Theresa May's Brexit limbo endangers the Union
Sometimes, just as a sense check, it’s good to reflect on how others see us, and right now Europe is laughing.
The Tory Brexit shambles stutters on. And it is now abundantly clear after Theresa May’s latest hapless outing in Brussels, that when we leave the EU, on March 29th next year - and that is the only thing she seems sure of - it will be the most gratuitous act of national self-harm that any prime minister could inflict on its people in the disingenuous name of democracy.
Indeed, the only take-away from the EU summit that was previously billed as the historic moment when a deal would ultimately be sealed, was the cold one that May was forced to eat alone in her room while the other EU leaders went out on a pub crawl.

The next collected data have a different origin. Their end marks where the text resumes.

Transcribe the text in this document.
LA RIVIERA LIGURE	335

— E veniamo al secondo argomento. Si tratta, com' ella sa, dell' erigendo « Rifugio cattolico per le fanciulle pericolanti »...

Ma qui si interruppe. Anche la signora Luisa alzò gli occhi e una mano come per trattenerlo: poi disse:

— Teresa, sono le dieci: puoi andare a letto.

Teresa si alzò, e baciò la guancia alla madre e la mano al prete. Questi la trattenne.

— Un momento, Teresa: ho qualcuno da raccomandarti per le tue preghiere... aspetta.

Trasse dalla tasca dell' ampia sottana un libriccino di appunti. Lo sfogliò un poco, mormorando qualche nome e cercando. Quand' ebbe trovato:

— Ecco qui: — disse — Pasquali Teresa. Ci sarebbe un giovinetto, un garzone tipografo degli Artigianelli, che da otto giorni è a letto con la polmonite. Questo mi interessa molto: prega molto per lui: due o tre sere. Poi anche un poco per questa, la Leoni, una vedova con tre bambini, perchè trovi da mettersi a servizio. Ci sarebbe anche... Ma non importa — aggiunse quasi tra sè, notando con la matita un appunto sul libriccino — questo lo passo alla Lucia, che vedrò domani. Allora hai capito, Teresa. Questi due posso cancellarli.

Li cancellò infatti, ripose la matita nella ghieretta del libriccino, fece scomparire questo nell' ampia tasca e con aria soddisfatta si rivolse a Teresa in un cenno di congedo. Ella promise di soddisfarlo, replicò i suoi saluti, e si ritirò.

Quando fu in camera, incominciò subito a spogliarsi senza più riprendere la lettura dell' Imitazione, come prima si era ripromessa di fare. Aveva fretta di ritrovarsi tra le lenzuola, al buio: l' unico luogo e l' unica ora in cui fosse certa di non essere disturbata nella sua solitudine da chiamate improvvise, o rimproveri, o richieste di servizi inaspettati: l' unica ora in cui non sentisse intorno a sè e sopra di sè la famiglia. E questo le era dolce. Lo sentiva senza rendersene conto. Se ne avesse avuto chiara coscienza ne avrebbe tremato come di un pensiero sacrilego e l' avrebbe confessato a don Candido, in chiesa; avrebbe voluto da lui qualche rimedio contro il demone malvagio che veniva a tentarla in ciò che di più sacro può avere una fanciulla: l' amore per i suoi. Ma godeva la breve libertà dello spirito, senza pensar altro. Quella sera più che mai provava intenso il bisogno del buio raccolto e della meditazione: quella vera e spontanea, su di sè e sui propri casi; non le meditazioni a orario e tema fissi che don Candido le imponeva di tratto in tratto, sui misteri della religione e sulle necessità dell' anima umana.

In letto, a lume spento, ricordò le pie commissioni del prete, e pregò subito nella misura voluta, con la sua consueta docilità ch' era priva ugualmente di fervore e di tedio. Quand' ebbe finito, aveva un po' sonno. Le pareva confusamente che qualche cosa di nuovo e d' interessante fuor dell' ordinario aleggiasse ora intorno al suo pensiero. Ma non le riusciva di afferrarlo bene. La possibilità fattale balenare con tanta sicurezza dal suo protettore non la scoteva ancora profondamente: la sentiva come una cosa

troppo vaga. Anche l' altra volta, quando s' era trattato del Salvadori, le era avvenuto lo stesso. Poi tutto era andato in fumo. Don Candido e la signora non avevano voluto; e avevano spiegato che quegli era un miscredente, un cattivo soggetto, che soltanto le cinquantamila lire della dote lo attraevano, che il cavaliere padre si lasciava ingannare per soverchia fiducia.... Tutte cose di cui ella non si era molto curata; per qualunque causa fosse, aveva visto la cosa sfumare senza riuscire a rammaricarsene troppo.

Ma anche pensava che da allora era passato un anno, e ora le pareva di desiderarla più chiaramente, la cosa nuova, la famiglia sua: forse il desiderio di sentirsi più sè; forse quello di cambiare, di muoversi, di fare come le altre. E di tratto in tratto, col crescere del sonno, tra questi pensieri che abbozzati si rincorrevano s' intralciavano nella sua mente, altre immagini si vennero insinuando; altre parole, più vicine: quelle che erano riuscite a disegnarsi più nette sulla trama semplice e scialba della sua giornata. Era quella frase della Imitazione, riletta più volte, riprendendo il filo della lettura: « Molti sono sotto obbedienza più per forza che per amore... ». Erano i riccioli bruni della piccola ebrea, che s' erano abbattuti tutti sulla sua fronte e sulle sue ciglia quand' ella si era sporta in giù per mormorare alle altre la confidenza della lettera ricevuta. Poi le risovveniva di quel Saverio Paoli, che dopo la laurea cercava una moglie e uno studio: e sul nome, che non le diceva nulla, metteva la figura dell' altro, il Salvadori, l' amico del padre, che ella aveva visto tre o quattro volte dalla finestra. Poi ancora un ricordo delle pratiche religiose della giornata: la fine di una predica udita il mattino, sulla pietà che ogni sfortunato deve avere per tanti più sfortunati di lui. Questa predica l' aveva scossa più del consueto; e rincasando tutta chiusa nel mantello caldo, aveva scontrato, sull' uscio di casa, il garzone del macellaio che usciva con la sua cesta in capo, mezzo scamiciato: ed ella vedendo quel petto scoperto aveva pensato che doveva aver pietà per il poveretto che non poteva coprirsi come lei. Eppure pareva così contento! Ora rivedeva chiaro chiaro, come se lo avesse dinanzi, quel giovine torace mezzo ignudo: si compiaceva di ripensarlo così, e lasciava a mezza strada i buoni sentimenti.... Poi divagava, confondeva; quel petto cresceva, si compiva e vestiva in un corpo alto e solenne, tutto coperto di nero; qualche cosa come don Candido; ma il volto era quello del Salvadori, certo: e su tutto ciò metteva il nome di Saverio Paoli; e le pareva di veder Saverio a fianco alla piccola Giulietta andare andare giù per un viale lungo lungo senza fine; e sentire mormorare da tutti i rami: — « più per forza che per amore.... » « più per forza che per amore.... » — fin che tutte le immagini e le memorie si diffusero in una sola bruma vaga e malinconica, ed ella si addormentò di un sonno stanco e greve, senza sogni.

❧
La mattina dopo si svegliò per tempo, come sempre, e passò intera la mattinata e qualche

With just five months to go, there remains a fundamental sticking point - how to keep the border free and open between Northern Ireland and Ireland.
And the dilemma at the heart of May’s Brexit nightmare is, and has always been, the need to strike a deal with Europe that she could agree back home; with parliament, with her party and with the DUP, on whom her government relies. It is perhaps no surprise then that when she makes progress on one score, she loses on another. It’s a circle, she simply cannot square.

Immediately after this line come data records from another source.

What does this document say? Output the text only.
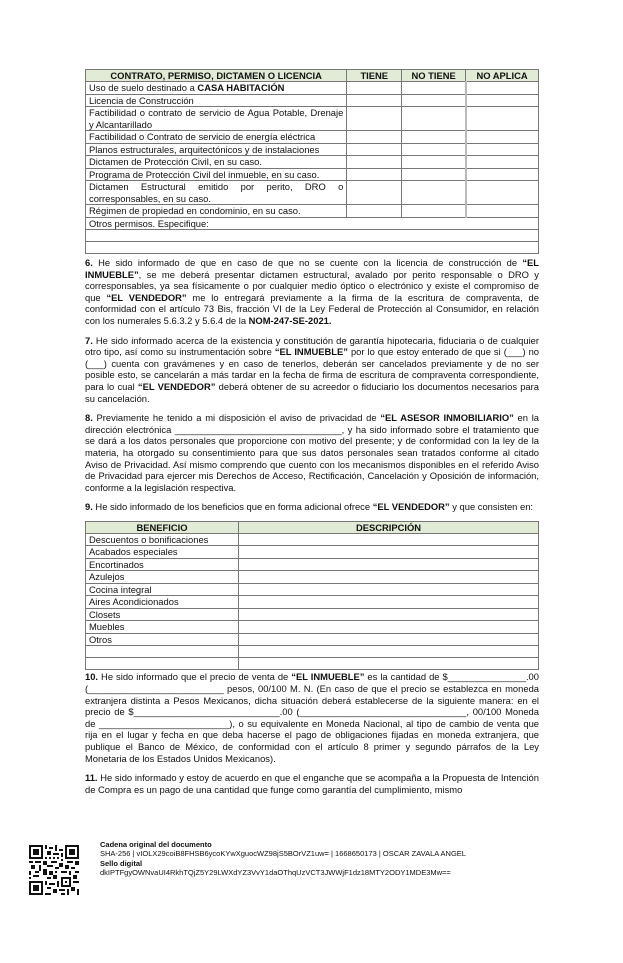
CONTRATO, PERMISO, DICTAMEN O LICENCIA	TIENE	NO TIENE	NO APLICA
Uso de suelo destinado a CASA HABITACIÓN			
Licencia de Construcción			
Factibilidad o contrato de servicio de Agua Potable, Drenaje y Alcantarillado			
Factibilidad o Contrato de servicio de energía eléctrica			
Planos estructurales, arquitectónicos y de instalaciones			
Dictamen de Protección Civil, en su caso.			
Programa de Protección Civil del inmueble, en su caso.			
Dictamen Estructural emitido por perito, DRO o corresponsables, en su caso.			
Régimen de propiedad en condominio, en su caso.			
Otros permisos. Especifique:			

6. He sido informado de que en caso de que no se cuente con la licencia de construcción de “EL INMUEBLE”, se me deberá presentar dictamen estructural, avalado por perito responsable o DRO y corresponsables, ya sea físicamente o por cualquier medio óptico o electrónico y existe el compromiso de que “EL VENDEDOR” me lo entregará previamente a la firma de la escritura de compraventa, de conformidad con el artículo 73 Bis, fracción VI de la Ley Federal de Protección al Consumidor, en relación con los numerales 5.6.3.2 y 5.6.4 de la NOM-247-SE-2021.

7. He sido informado acerca de la existencia y constitución de garantía hipotecaria, fiduciaria o de cualquier otro tipo, así como su instrumentación sobre “EL INMUEBLE” por lo que estoy enterado de que si (___) no (___) cuenta con gravámenes y en caso de tenerlos, deberán ser cancelados previamente y de no ser posible esto, se cancelarán a más tardar en la fecha de firma de escritura de compraventa correspondiente, para lo cual “EL VENDEDOR” deberá obtener de su acreedor o fiduciario los documentos necesarios para su cancelación.

8. Previamente he tenido a mi disposición el aviso de privacidad de “EL ASESOR INMOBILIARIO” en la dirección electrónica ________________________________, y ha sido informado sobre el tratamiento que se dará a los datos personales que proporcione con motivo del presente; y de conformidad con la ley de la materia, ha otorgado su consentimiento para que sus datos personales sean tratados conforme al citado Aviso de Privacidad. Así mismo comprendo que cuento con los mecanismos disponibles en el referido Aviso de Privacidad para ejercer mis Derechos de Acceso, Rectificación, Cancelación y Oposición de información, conforme a la legislación respectiva.

9. He sido informado de los beneficios que en forma adicional ofrece “EL VENDEDOR” y que consisten en:

BENEFICIO	DESCRIPCIÓN
Descuentos o bonificaciones	
Acabados especiales	
Encortinados	
Azulejos	
Cocina integral	
Aires Acondicionados	
Closets	
Muebles	
Otros	

10. He sido informado que el precio de venta de “EL INMUEBLE” es la cantidad de $_______________.00 (__________________________ pesos, 00/100 M. N. (En caso de que el precio se establezca en moneda extranjera distinta a Pesos Mexicanos, dicha situación deberá establecerse de la siguiente manera: en el precio de $____________________________.00 (________________________________, 00/100 Moneda de _________________________), o su equivalente en Moneda Nacional, al tipo de cambio de venta que rija en el lugar y fecha en que deba hacerse el pago de obligaciones fijadas en moneda extranjera, que publique el Banco de México, de conformidad con el artículo 8 primer y segundo párrafos de la Ley Monetaria de los Estados Unidos Mexicanos).

11. He sido informado y estoy de acuerdo en que el enganche que se acompaña a la Propuesta de Intención de Compra es un pago de una cantidad que funge como garantía del cumplimiento, mismo

Cadena original del documento
SHA-256 | vIOLX29coiB8FHSB6ycoKYwXguocWZ98jS5BOrVZ1uw= | 1668650173 | OSCAR ZAVALA ANGEL
Sello digital
dkIPTFgyOWNvaUI4RkhTQjZ5Y29LWXdYZ3VvY1daOThqUzVCT3JWWjF1dz18MTY2ODY1MDE3Mw==
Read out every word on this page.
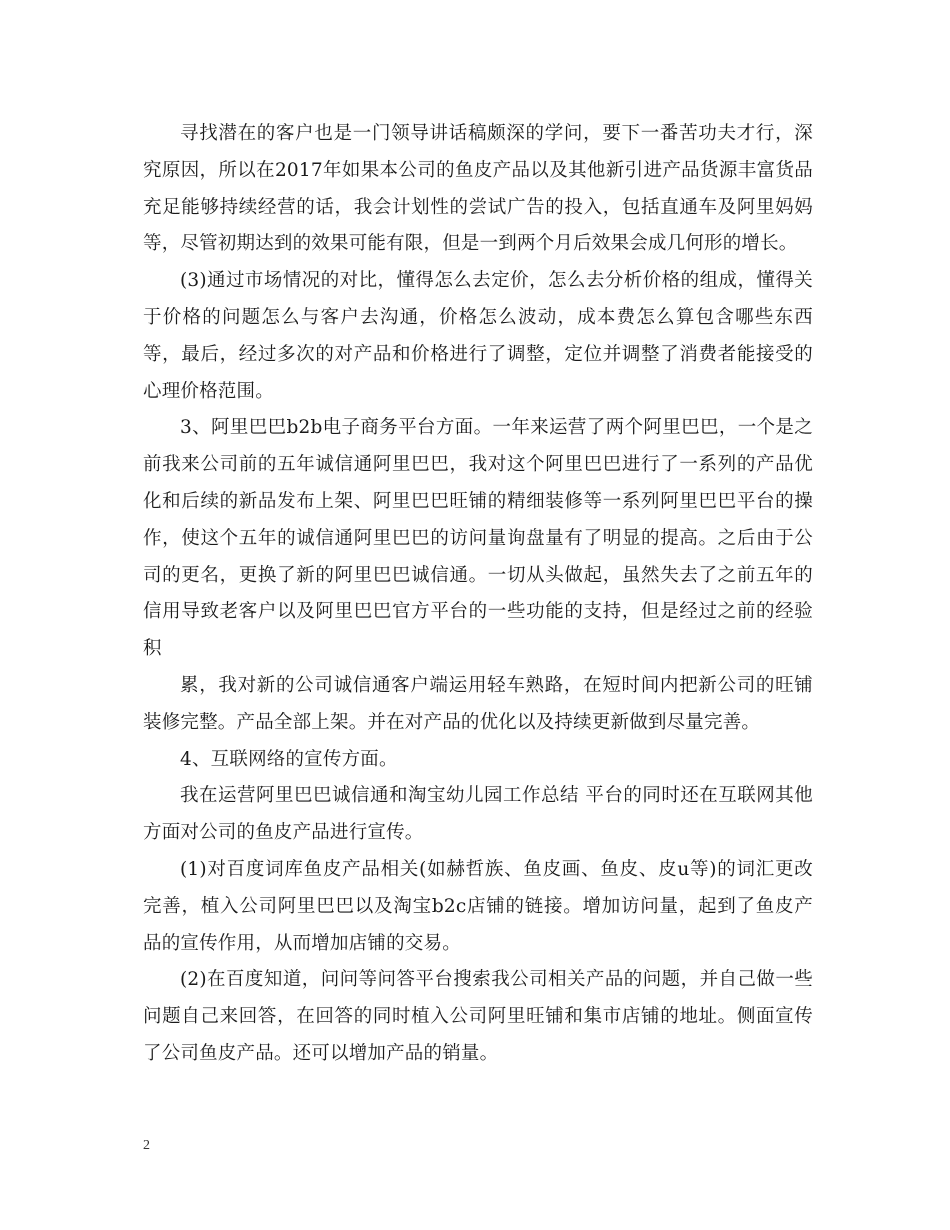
寻找潜在的客户也是一门领导讲话稿颇深的学问，要下一番苦功夫才行，深究原因，所以在2017年如果本公司的鱼皮产品以及其他新引进产品货源丰富货品充足能够持续经营的话，我会计划性的尝试广告的投入，包括直通车及阿里妈妈等，尽管初期达到的效果可能有限，但是一到两个月后效果会成几何形的增长。

(3)通过市场情况的对比，懂得怎么去定价，怎么去分析价格的组成，懂得关于价格的问题怎么与客户去沟通，价格怎么波动，成本费怎么算包含哪些东西等，最后，经过多次的对产品和价格进行了调整，定位并调整了消费者能接受的心理价格范围。

3、阿里巴巴b2b电子商务平台方面。一年来运营了两个阿里巴巴，一个是之前我来公司前的五年诚信通阿里巴巴，我对这个阿里巴巴进行了一系列的产品优化和后续的新品发布上架、阿里巴巴旺铺的精细装修等一系列阿里巴巴平台的操作，使这个五年的诚信通阿里巴巴的访问量询盘量有了明显的提高。之后由于公司的更名，更换了新的阿里巴巴诚信通。一切从头做起，虽然失去了之前五年的信用导致老客户以及阿里巴巴官方平台的一些功能的支持，但是经过之前的经验积

累，我对新的公司诚信通客户端运用轻车熟路，在短时间内把新公司的旺铺装修完整。产品全部上架。并在对产品的优化以及持续更新做到尽量完善。

4、互联网络的宣传方面。

我在运营阿里巴巴诚信通和淘宝幼儿园工作总结 平台的同时还在互联网其他方面对公司的鱼皮产品进行宣传。

(1)对百度词库鱼皮产品相关(如赫哲族、鱼皮画、鱼皮、皮u等)的词汇更改完善，植入公司阿里巴巴以及淘宝b2c店铺的链接。增加访问量，起到了鱼皮产品的宣传作用，从而增加店铺的交易。

(2)在百度知道，问问等问答平台搜索我公司相关产品的问题，并自己做一些问题自己来回答，在回答的同时植入公司阿里旺铺和集市店铺的地址。侧面宣传了公司鱼皮产品。还可以增加产品的销量。

2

We now know though, that the EU27 have rejected her Chequers Plan. That’s gone. And the best that can be said of what she achieved last week was a potential extension on the transition period.

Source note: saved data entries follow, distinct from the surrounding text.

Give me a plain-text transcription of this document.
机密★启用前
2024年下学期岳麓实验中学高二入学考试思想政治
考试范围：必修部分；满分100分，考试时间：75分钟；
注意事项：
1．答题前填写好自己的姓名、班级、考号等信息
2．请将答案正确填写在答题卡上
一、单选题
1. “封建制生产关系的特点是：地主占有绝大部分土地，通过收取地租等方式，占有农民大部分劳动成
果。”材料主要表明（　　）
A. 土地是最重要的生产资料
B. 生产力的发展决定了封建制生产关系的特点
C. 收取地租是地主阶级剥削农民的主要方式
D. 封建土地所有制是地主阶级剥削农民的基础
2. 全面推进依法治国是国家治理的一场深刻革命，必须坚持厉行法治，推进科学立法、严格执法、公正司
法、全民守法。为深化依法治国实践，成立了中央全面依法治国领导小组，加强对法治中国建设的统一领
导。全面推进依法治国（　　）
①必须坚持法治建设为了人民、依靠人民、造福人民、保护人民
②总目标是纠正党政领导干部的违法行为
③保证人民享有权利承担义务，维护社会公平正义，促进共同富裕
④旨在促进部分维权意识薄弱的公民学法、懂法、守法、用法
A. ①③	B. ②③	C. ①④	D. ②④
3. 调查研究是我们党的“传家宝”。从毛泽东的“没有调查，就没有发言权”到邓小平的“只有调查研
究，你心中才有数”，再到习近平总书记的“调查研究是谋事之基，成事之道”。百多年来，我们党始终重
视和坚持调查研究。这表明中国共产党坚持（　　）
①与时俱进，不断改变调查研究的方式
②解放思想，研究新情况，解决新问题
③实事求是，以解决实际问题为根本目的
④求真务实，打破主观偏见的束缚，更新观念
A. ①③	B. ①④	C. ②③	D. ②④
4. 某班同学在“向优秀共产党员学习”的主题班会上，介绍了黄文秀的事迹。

We are about to fall from the plane without a parachute and May has just asked if the fall could take a little longer!
The very idea that Britain would remain any longer within the EU; abiding by its rules, paying into its coffers and in the words of Jacob Rees-Mogg, be that vassal state, has prompted uproar among the Brexiters.
But worse, has brought May dissent on yet another front - the Scottish Tories.
Already angered by the prospect that there could be any deal in which Northern Ireland enjoyed a different relationship with the EU than the rest of the UK, given the clear implications for Scotland, Ruth Davidson’s party has made clear on an extension, it would not countenance any delay to leaving the Common Fisheries Policy.
That’s not about ideology, it’s about political self-interest.
Davidson simply cannot go into the 2021 Scottish parliament elections campaigning against the SNP and a second independence referendum in which they would claim that the nationalists ‘would drag Scottish fishermen back into the CFP’, when her own party has already left them languishing there.
So, now the prime minister doesn’t just have the Northern Ireland MPs to appease, she has upset her Scottish contingent too. For a party that prides itself on upholding the Union, she is making a jolly good fist at tearing it apart.
And in this context, there was surely a rich irony in watching the leader of the SNP speak at an event in London urging the leader of the Conservative and Unionist Party to adopt an approach aimed at unifying the whole of the UK over the EU, just 48-hours before Theresa May was struggling to get her own voice heard in Europe?